Tuesday 28 November 2023

Green Lantern: War Journal #3 - Comic Review

 


It really feels like we're starting to get back to it being a great time to be a Lantern fan now, we've got three books coming out a month, and two of them have been absolutely superb and have been giving the spotlight to two often overlooked characters in the Green Lantern mythos.

In the last issue of Green Lantern: War Journal John and his mother, Shirley, came under attack whilst travelling back home from Metropolis on a train. Varron, the shitty Green Lantern who had come to Earth to start trouble with John, has been transformed into one of the Raidant Dead, a terrifying entity controlled by the Revenant Queen, an evil figure from another universe. Worse still, John has now also been infected.

With the infection travelling up his arm, Varron tells John that any use of his powers will just hasten his transformation into one of the monsters; and then proceeds to put Shirley in danger by trying to crash the train. With the choice of allowing his mother, and everyone else on the train, die or save them but damn himself, John is faced with an impossible choice. Luckily, help arrives in the form of Lantern Sherpherd, who followed the Revenant Queen into Earth-0.

Whilst Shepherd is able to save the train, and gets John and his mother to Steelworks to recover, things still don't look good for the characters. John is still infected, and every use of his powers makes his transformation go faster. And Shirley is in a coma, recovering from her injuries from the train attack. Lantern Shepherd explains the situation to John, with some help from the spirit of his universe's Kyle Rayner, who lives inside his ring, and convinces him to leave his mothers side to help stop the Revenant Queen, and her army of the dead.

This series is doing one of the things that I love most about Green Lantern, it's bringing in the amazing and the fantastical. Green Lanterns can fly around Earth helping with natural disasters, and fighting super villains, but for me the best time they're used is like this. We've got a monster from another universe who can create an army of the dead, and is out to destroy everything.
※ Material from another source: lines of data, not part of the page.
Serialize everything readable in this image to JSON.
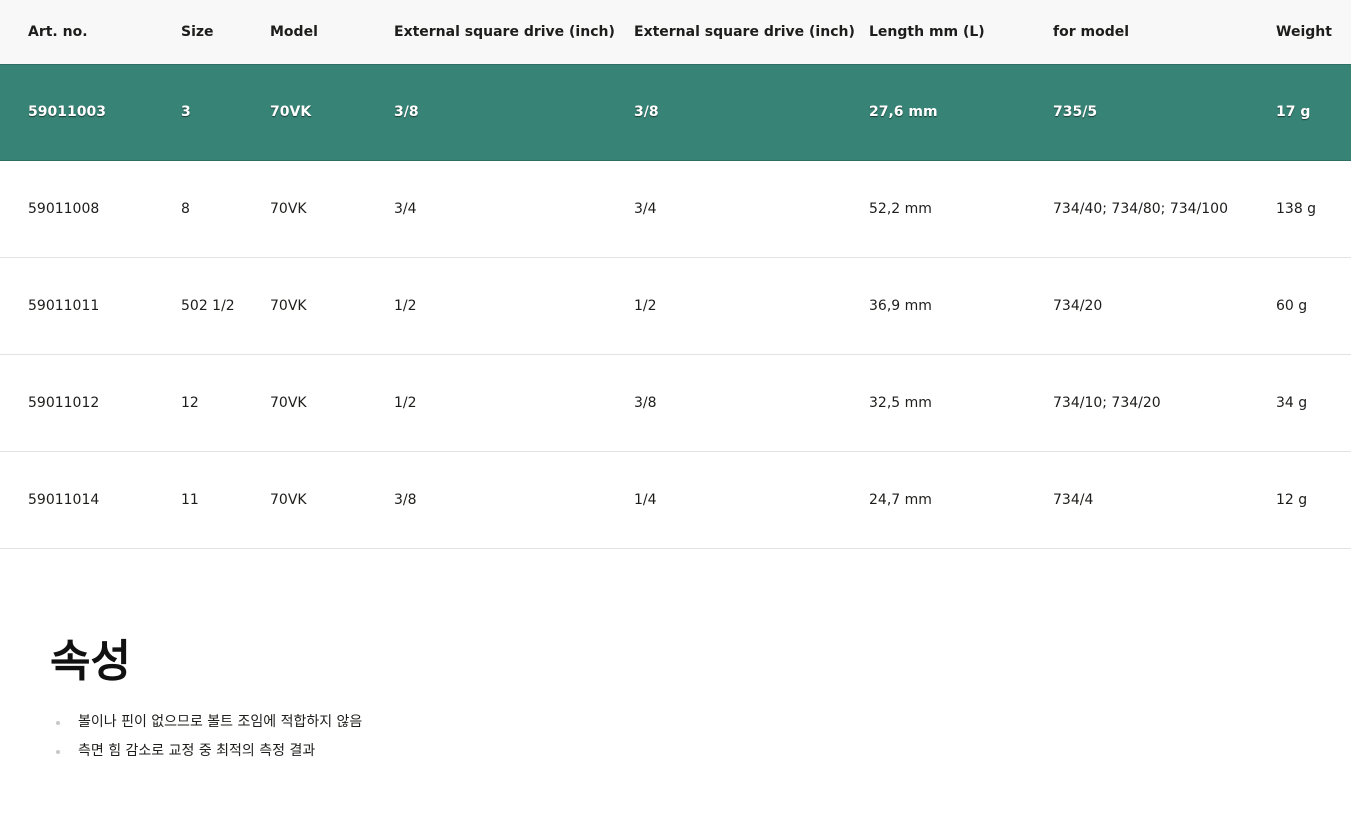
{
  "table": {
    "headers": [
      "Art. no.",
      "Size",
      "Model",
      "External square drive (inch)",
      "External square drive (inch)",
      "Length mm (L)",
      "for model",
      "Weight"
    ],
    "rows": [
      [
        "59011003",
        "3",
        "70VK",
        "3/8",
        "3/8",
        "27,6 mm",
        "735/5",
        "17 g"
      ],
      [
        "59011008",
        "8",
        "70VK",
        "3/4",
        "3/4",
        "52,2 mm",
        "734/40; 734/80; 734/100",
        "138 g"
      ],
      [
        "59011011",
        "502 1/2",
        "70VK",
        "1/2",
        "1/2",
        "36,9 mm",
        "734/20",
        "60 g"
      ],
      [
        "59011012",
        "12",
        "70VK",
        "1/2",
        "3/8",
        "32,5 mm",
        "734/10; 734/20",
        "34 g"
      ],
      [
        "59011014",
        "11",
        "70VK",
        "3/8",
        "1/4",
        "24,7 mm",
        "734/4",
        "12 g"
      ]
    ],
    "selected_row_color": "#378375"
  },
  "properties": {
    "title": "속성",
    "items": [
      "볼이나 핀이 없으므로 볼트 조임에 적합하지 않음",
      "측면 힘 감소로 교정 중 최적의 측정 결과"
    ]
  }
}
It's bigger than costumes villains and petty crooks, it's stuff that could end the entire universe. And John Stewart is a perfect person to put into that situation.

John is going through a lot this issue, mainly due to having to leave his mother behind in order to try and save the day. There are a few pages in this issue where John says goodbye to his mother, where he's having to deal with the guilt of breaking his promise to her, of the worry that this might be the last time he gets to see her. It's an incredibly moving and beautifully written scene, and it's a stand out moment in an issue that has no moments that aren't brilliantly executed.

The fight on the train at the start of the issue is well choreographed, and Shepherd arriving on the scene is done in such a cool way. The visual of his giant bird constructs flying in and grabbing Varron whilst others pick up the train and take it so safety is visually stunning, and showcases the amazing art talent on the book from Montos, and Adriano Lucas.

It's also worth noting that whilst this isn't the first time that a Green Lantern book has done a story about an all powerful death entity creating an army of the dead and turning people into their puppets, it in no way feels like a rehash of Blackest Night. The Radiant Dead re visually and thematically very different, and the book has a horror vibe that feels distinct enough from that other story. 


I like it when Green Lantern stories try to be bold and different, when they bring in big ideas and take huge swings, and this book is very much that. Whilst Green Lantern feels like it's playing it safe and giving readers stuff that we've seen before, this book is taking big leaps into new directions, and I'm loving it.